Trying to inject value judgements into it turns the whole situation into an absurd government mandated ethics board. The precise task governments have shown themselves to royally screw up time and time again.

This is why the game is really screwed up. To make these decisions when coming up with carbon credits, or any other decisions regarding resources in a market, policy makers have to defer to industry because they simply don't understand industry and will never have the time to fully understand it like a domain expert would. Now, its not necessarily that the industry's own scientists and experts are corrupt, but that the business models naturally disincentivize hard truths if they come at a cost to profit. Shareholders don't want to hear that their investment is being taxed above others in this case. They will hire lawyers to fight fight fight their battle until its won. There is no opposition here to that, no balance to that sort of reaction, so it continues unimpeded towards this way just as easily and unstoppable as a gunpowder reaction to flame. As such, as soon as you think about putting a restriction on industry, it will serve to benefit investors of that industry first and foremost as it will be penned by that same industry you seek to regulate.
Didn't work in Canada.
Canada's current carbon tax is at 65 CAD per ton of CO2, working out to roughly 15 cents per liter (typical gas price right now is 1.75ish per liter).
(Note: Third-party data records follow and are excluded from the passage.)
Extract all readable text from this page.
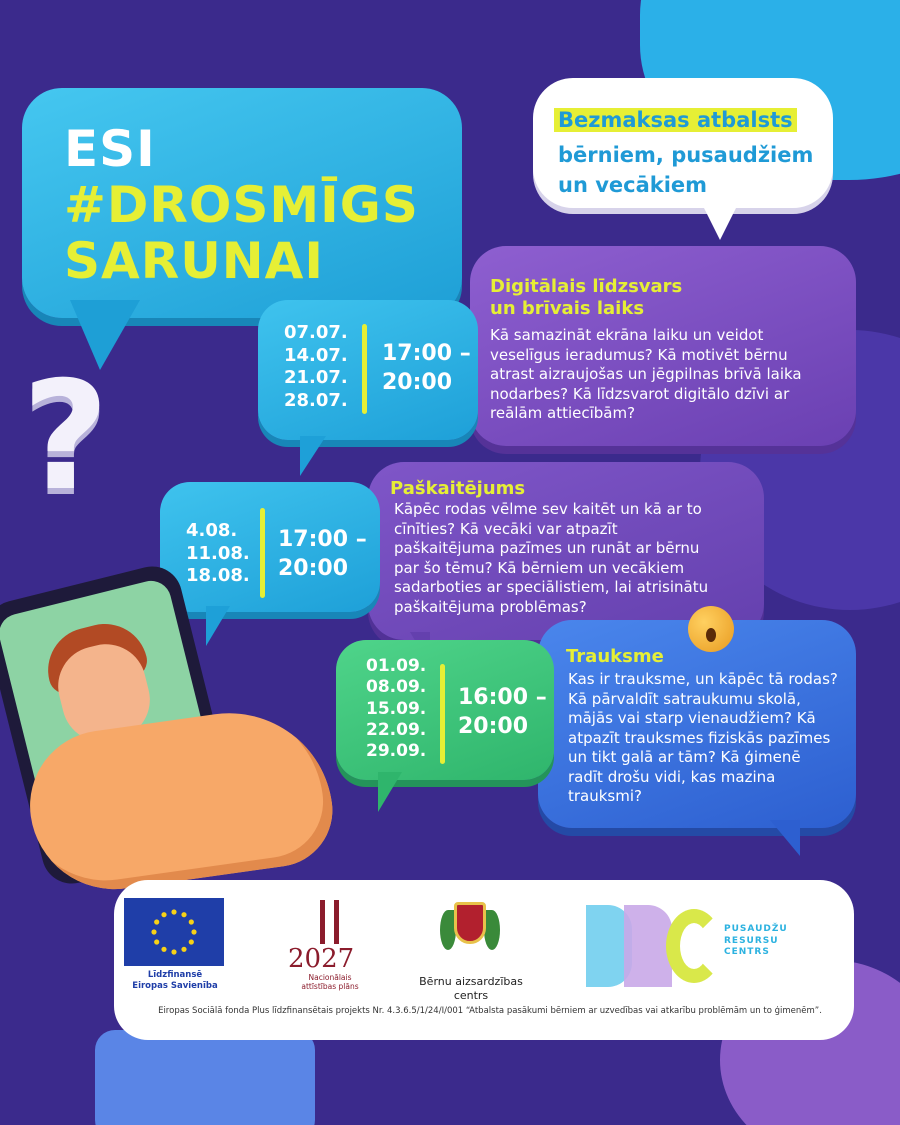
ESI
#DROSMĪGS
SARUNAI
Bezmaksas atbalsts
bērniem, pusaudžiem
un vecākiem
Digitālais līdzsvars
un brīvais laiks
Kā samazināt ekrāna laiku un veidot
veselīgus ieradumus? Kā motivēt bērnu
atrast aizraujošas un jēgpilnas brīvā laika
nodarbes? Kā līdzsvarot digitālo dzīvi ar
reālām attiecībām?
07.07.
14.07.
21.07.
28.07.
17:00 –
20:00
?	Paškaitējums
Kāpēc rodas vēlme sev kaitēt un kā ar to
cīnīties? Kā vecāki var atpazīt
paškaitējuma pazīmes un runāt ar bērnu
par šo tēmu? Kā bērniem un vecākiem
sadarboties ar speciālistiem, lai atrisinātu
paškaitējuma problēmas?
4.08.
11.08.
18.08.
17:00 –
20:00
Trauksme
Kas ir trauksme, un kāpēc tā rodas?
Kā pārvaldīt satraukumu skolā,
mājās vai starp vienaudžiem? Kā
atpazīt trauksmes fiziskās pazīmes
un tikt galā ar tām? Kā ģimenē
radīt drošu vidi, kas mazina
trauksmi?
01.09.
08.09.
15.09.
22.09.
29.09.
16:00 –
20:00
Līdzfinansē
Eiropas Savienība
2027
Nacionālais
attīstības plāns	Bērnu aizsardzības
centrs
PUSAUDŽU
RESURSU
CENTRS
Eiropas Sociālā fonda Plus līdzfinansētais projekts Nr. 4.3.6.5/1/24/I/001 “Atbalsta pasākumi bērniem ar uzvedības vai atkarību problēmām un to ģimenēm”.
The degree of tax is just too small right now to realistically expect major impact on behavior.

We'll see what happens as tax continues to ramp.

The big issue I think with the tax is that its ultimately paid for by consumers and not capital, as a result behavior won't shift, people will just get poorer in need of more subsidy and wealth will be more concentrated. Rather than a carbon tax, we should tax wealth for carbon used to generate such wealth in the American economic system. We could do this by taxing the holdings directly, or having a progressive tax rate that is effectively zero for the sort of purchases a middle class individual will make in their life, and quite steep for the sort of purchases that are more common among the elite with substantially larger carbon footprints.
In theory a carbon tax incentivises low carbon solutions. In theory the market is frictionless and transparent.
Theory will only take you so far
Is jet fuel taxed? That would be against some international treaties, so I doubt they do that.
So, a big fat scam. No thanks.
Hey Siri, how do I deal with an economic externality?
>> carbon tax

> big fat scam

Care to elaborate?

If it's going to be anything like the carbon offsets, I see zero reason to elaborate since it will inevitably end up looking like arguing with religious people.
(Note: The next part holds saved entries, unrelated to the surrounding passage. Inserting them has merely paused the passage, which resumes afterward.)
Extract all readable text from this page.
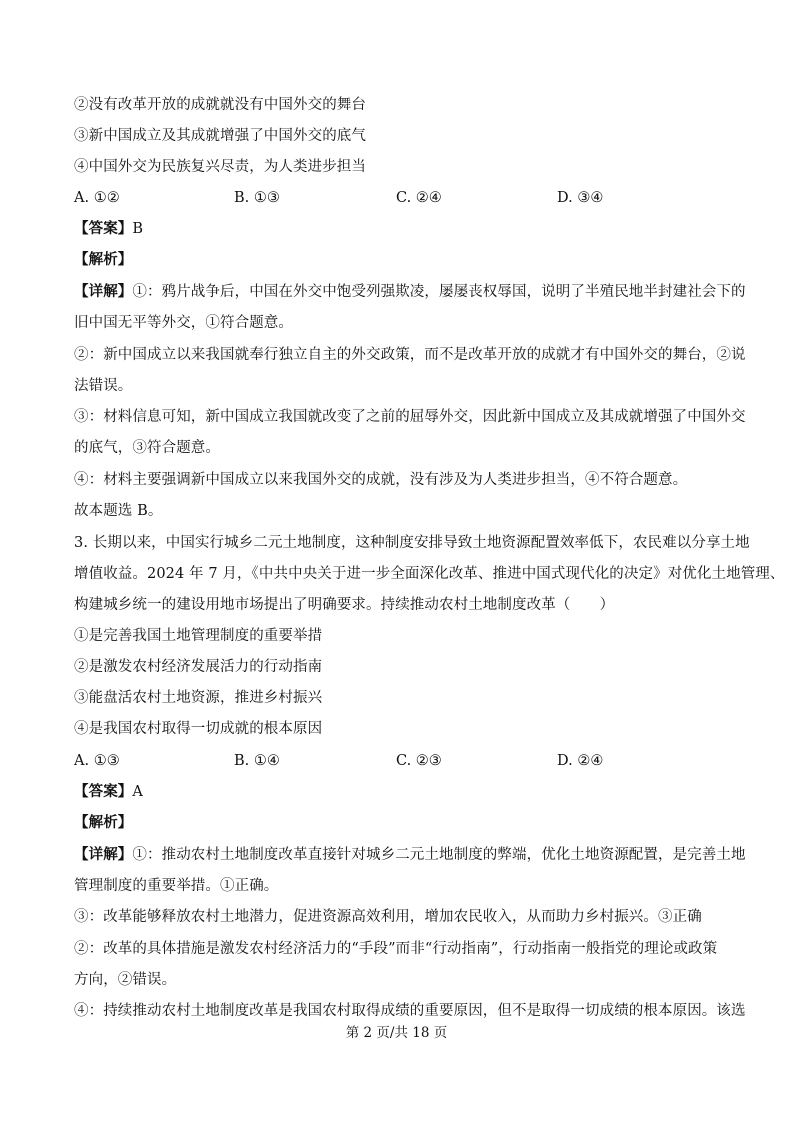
②没有改革开放的成就就没有中国外交的舞台
③新中国成立及其成就增强了中国外交的底气
④中国外交为民族复兴尽责，为人类进步担当
A. ①②	B. ①③	C. ②④	D. ③④
【答案】B
【解析】
【详解】①：鸦片战争后，中国在外交中饱受列强欺凌，屡屡丧权辱国，说明了半殖民地半封建社会下的
旧中国无平等外交，①符合题意。
②：新中国成立以来我国就奉行独立自主的外交政策，而不是改革开放的成就才有中国外交的舞台，②说
法错误。
③：材料信息可知，新中国成立我国就改变了之前的屈辱外交，因此新中国成立及其成就增强了中国外交
的底气，③符合题意。
④：材料主要强调新中国成立以来我国外交的成就，没有涉及为人类进步担当，④不符合题意。
故本题选 B。
3. 长期以来，中国实行城乡二元土地制度，这种制度安排导致土地资源配置效率低下，农民难以分享土地
增值收益。2024 年 7 月，《中共中央关于进一步全面深化改革、推进中国式现代化的决定》对优化土地管理、
构建城乡统一的建设用地市场提出了明确要求。持续推动农村土地制度改革（　　）
①是完善我国土地管理制度的重要举措
②是激发农村经济发展活力的行动指南
③能盘活农村土地资源，推进乡村振兴
④是我国农村取得一切成就的根本原因
A. ①③	B. ①④	C. ②③	D. ②④
【答案】A
【解析】
【详解】①：推动农村土地制度改革直接针对城乡二元土地制度的弊端，优化土地资源配置，是完善土地
管理制度的重要举措。①正确。
③：改革能够释放农村土地潜力，促进资源高效利用，增加农民收入，从而助力乡村振兴。③正确
②：改革的具体措施是激发农村经济活力的“手段”而非“行动指南”，行动指南一般指党的理论或政策
方向，②错误。
④：持续推动农村土地制度改革是我国农村取得成绩的重要原因，但不是取得一切成绩的根本原因。该选
第 2 页/共 18 页
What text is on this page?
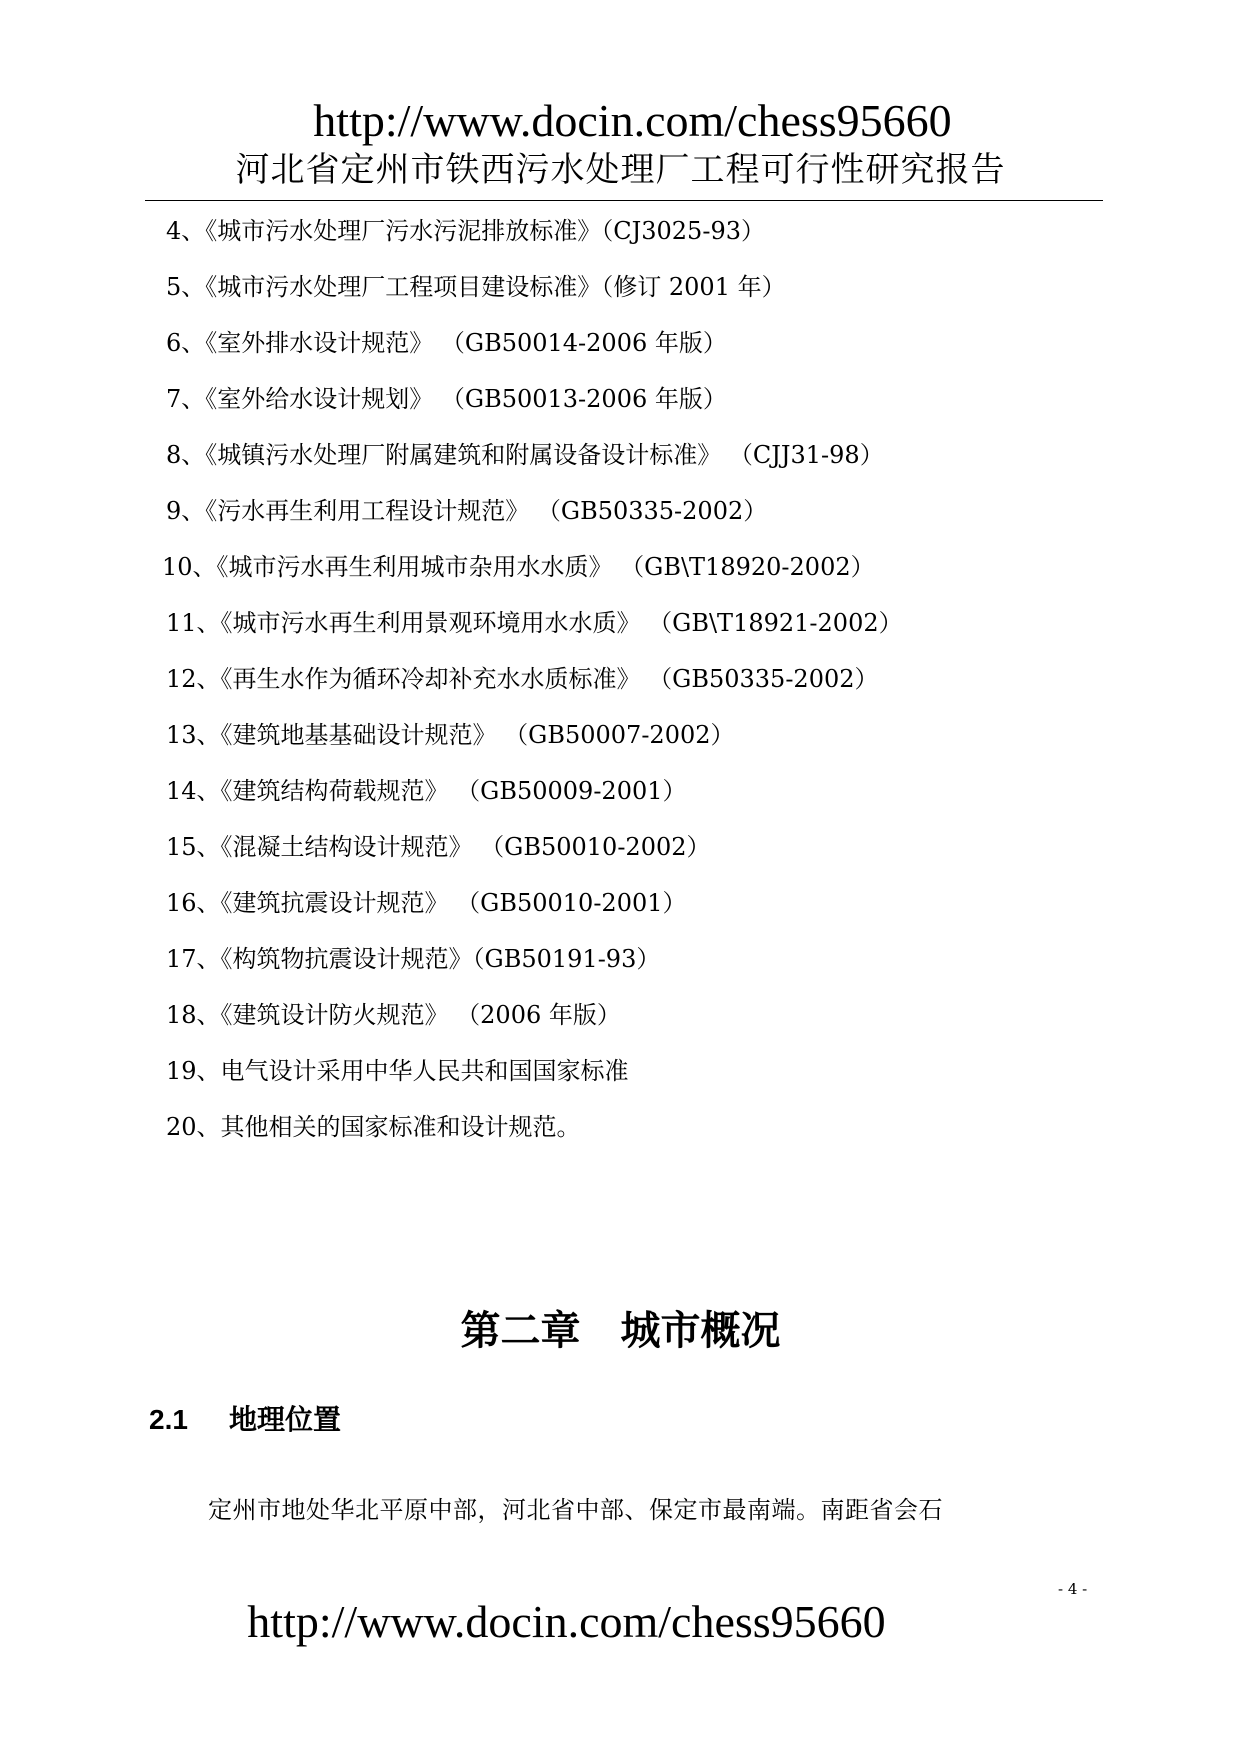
http://www.docin.com/chess95660
河北省定州市铁西污水处理厂工程可行性研究报告
4、《城市污水处理厂污水污泥排放标准》（CJ3025-93）
5、《城市污水处理厂工程项目建设标准》（修订 2001 年）
6、《室外排水设计规范》 （GB50014-2006 年版）
7、《室外给水设计规划》 （GB50013-2006 年版）
8、《城镇污水处理厂附属建筑和附属设备设计标准》 （CJJ31-98）
9、《污水再生利用工程设计规范》 （GB50335-2002）
10、《城市污水再生利用城市杂用水水质》 （GB\T18920-2002）
11、《城市污水再生利用景观环境用水水质》 （GB\T18921-2002）
12、《再生水作为循环冷却补充水水质标准》 （GB50335-2002）
13、《建筑地基基础设计规范》 （GB50007-2002）
14、《建筑结构荷载规范》 （GB50009-2001）
15、《混凝土结构设计规范》 （GB50010-2002）
16、《建筑抗震设计规范》 （GB50010-2001）
17、《构筑物抗震设计规范》（GB50191-93）
18、《建筑设计防火规范》 （2006 年版）
19、电气设计采用中华人民共和国国家标准
20、其他相关的国家标准和设计规范。
第二章　城市概况
2.1 地理位置
定州市地处华北平原中部，河北省中部、保定市最南端。南距省会石
- 4 -
http://www.docin.com/chess95660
I am all for taxing pollution but focusing on carbon alone makes me extremely dubious of the actual intent behind such proposals.

These things appear to be weapons disguised as legitimate efforts to improve things.

So instead of taking the opportunity to educate somebody on a topic you're implying you know a lot about, you've decided it's not worth the bother because I'm probably religious about -- checks notes -- carbon taxes... and there's going to be no reasoning with me?

Why bother commenting on the internet at all?

So, instead of arguing your own thoughts on the matter, you choose to downvote when I share my own. Or, you could just do the usual citations spam to silence any dissenting opinions.

Why bother indeed.

I don't have 500 rep. I'm unable to downvote. I tried to engage in discourse by asking you to elaborate on your position -- the onus wasn't on me to explain anything. Good luck in life.
Better than government banning flights all up.